Prep 25 mins
Cook 20 mins
These are melt-in-your-mouth buttery rich wonderful! you can also make these cookies using vanilla in place of almond extract and chopped pecans in place of the almonds. These are a wonderful for your holiday cookie platter!
- 1 cup butter, room temperature (no substitutes!)
- 1⁄2 cup powdered sugar
- 2 teaspoons almond extract
- 2 cups flour
- 1⁄4 teaspoon baking powder
- 1 cup finely chopped almonds
- 1 1⁄2 cups powdered sugar (more if needed)

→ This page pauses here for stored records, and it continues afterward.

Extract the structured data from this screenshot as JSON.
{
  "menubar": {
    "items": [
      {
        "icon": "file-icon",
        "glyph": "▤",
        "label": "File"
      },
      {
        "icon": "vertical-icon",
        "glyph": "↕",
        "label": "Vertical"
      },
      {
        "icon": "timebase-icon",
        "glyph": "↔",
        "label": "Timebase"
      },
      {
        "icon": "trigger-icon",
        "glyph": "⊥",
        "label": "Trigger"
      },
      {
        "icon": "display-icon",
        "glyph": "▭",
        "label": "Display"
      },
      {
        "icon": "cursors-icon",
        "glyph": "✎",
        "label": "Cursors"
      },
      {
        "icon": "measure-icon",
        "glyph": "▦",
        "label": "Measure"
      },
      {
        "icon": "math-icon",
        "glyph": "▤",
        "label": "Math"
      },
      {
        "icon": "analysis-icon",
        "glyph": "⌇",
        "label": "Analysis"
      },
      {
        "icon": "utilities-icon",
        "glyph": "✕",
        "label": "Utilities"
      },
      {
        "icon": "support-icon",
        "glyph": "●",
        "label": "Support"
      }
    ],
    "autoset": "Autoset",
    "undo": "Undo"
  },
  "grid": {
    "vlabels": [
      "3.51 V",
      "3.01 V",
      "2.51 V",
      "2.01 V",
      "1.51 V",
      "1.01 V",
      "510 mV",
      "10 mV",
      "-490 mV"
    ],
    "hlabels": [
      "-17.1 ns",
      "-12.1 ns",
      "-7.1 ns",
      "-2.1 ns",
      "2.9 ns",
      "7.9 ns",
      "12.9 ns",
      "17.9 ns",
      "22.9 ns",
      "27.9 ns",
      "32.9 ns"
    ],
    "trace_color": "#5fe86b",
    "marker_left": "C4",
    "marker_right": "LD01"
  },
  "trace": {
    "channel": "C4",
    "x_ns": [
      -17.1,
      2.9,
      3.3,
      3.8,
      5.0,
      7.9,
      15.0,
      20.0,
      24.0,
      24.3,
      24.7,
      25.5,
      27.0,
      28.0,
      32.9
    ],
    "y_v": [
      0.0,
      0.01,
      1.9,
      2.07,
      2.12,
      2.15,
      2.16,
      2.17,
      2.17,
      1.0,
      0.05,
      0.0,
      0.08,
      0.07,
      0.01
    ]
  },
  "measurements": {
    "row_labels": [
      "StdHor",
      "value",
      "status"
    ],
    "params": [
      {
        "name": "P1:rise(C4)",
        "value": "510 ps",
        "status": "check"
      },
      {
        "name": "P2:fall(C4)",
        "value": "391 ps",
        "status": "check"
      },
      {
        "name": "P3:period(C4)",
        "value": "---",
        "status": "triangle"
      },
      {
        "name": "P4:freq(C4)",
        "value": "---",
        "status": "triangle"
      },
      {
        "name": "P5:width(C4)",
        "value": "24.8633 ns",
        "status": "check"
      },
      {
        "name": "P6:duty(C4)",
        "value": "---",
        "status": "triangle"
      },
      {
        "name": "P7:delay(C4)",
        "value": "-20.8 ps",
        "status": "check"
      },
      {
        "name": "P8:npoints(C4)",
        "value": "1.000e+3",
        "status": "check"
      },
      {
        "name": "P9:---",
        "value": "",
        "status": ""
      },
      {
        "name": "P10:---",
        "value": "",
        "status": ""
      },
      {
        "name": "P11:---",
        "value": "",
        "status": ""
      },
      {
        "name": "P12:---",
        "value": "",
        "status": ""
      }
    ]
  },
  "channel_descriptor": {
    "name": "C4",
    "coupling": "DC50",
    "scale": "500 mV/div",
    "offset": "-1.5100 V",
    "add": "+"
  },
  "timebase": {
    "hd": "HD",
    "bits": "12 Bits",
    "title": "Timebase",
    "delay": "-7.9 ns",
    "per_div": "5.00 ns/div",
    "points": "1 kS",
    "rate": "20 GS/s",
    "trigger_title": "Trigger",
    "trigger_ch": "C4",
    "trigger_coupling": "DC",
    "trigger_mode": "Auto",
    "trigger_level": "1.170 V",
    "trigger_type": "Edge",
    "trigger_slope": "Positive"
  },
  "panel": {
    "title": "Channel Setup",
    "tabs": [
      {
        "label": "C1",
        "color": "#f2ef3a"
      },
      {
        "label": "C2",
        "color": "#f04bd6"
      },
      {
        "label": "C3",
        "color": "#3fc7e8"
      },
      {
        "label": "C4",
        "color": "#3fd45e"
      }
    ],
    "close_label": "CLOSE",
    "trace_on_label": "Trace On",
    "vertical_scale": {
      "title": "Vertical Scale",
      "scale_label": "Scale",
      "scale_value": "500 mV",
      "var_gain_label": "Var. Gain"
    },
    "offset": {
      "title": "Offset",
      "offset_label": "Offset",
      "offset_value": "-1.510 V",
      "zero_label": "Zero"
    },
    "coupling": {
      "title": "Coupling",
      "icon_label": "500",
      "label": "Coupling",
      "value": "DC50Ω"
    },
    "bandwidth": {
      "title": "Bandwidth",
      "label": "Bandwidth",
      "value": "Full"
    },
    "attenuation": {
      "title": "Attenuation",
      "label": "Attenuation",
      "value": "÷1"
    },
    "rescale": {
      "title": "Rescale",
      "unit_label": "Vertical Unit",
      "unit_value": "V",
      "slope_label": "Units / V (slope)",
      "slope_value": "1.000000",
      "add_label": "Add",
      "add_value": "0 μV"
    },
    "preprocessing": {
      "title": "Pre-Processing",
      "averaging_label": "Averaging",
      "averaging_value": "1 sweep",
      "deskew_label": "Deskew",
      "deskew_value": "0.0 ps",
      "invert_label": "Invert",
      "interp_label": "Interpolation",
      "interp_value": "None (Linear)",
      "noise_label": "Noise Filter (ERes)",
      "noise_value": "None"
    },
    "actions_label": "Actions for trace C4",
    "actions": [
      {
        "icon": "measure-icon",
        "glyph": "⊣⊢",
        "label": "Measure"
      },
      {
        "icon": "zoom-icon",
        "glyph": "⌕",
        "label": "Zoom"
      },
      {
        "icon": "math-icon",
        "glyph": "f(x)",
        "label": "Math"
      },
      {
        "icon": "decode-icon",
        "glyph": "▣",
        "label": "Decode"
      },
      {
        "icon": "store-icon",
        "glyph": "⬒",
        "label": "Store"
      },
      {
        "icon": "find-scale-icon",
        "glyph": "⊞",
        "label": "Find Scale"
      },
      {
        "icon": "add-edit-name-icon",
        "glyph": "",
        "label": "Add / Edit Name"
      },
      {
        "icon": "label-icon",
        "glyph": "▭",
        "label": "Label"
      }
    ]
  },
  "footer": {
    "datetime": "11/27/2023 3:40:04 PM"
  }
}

- Set oven to 300 degrees.
- Butter a large baking sheet.
- In a large bowl using an electric mixer on medium speed beat butter with 1/2 cup powdered sugar and almond extract until smooth (about 3 minutes).
- In a medium bowl mix the flour with baking powder; add to the creamed mixture; beat until blended.
- Stir in chopped almonds.
- Shape into 1-inch balls and place about 1-inch apart on the buttered baking sheet.
- Bake about 20-25 minutes or until pale golden brown (do not overbake!).
- Let the cookies stand on sheet until cool enough to handle.
- Place about 1-1/2 cups powdered sugar in a shallow dish.
- Roll the warm cookies in powdered sugar evenly to coat all over.
- Set the cookies on racks to cool completely.
These are wonderful. I found the ratio of flour to butter perfect. They melt in your mouth... Thanks for the posting
These cookies needed a lot more flour than called for in the recipe. I added an additional 1/3 cup. I also needed to bake for about 30 minutes. These cookies are delicious.
These delicious little cookies are wonderful Kitten. I love the melt in your mouth texture and the flavour from the butter and almonds. These were quick and easy to throw together but tasted like you spent time in the kitchen, my kinda cookie. Thanks so much for sharing another winner.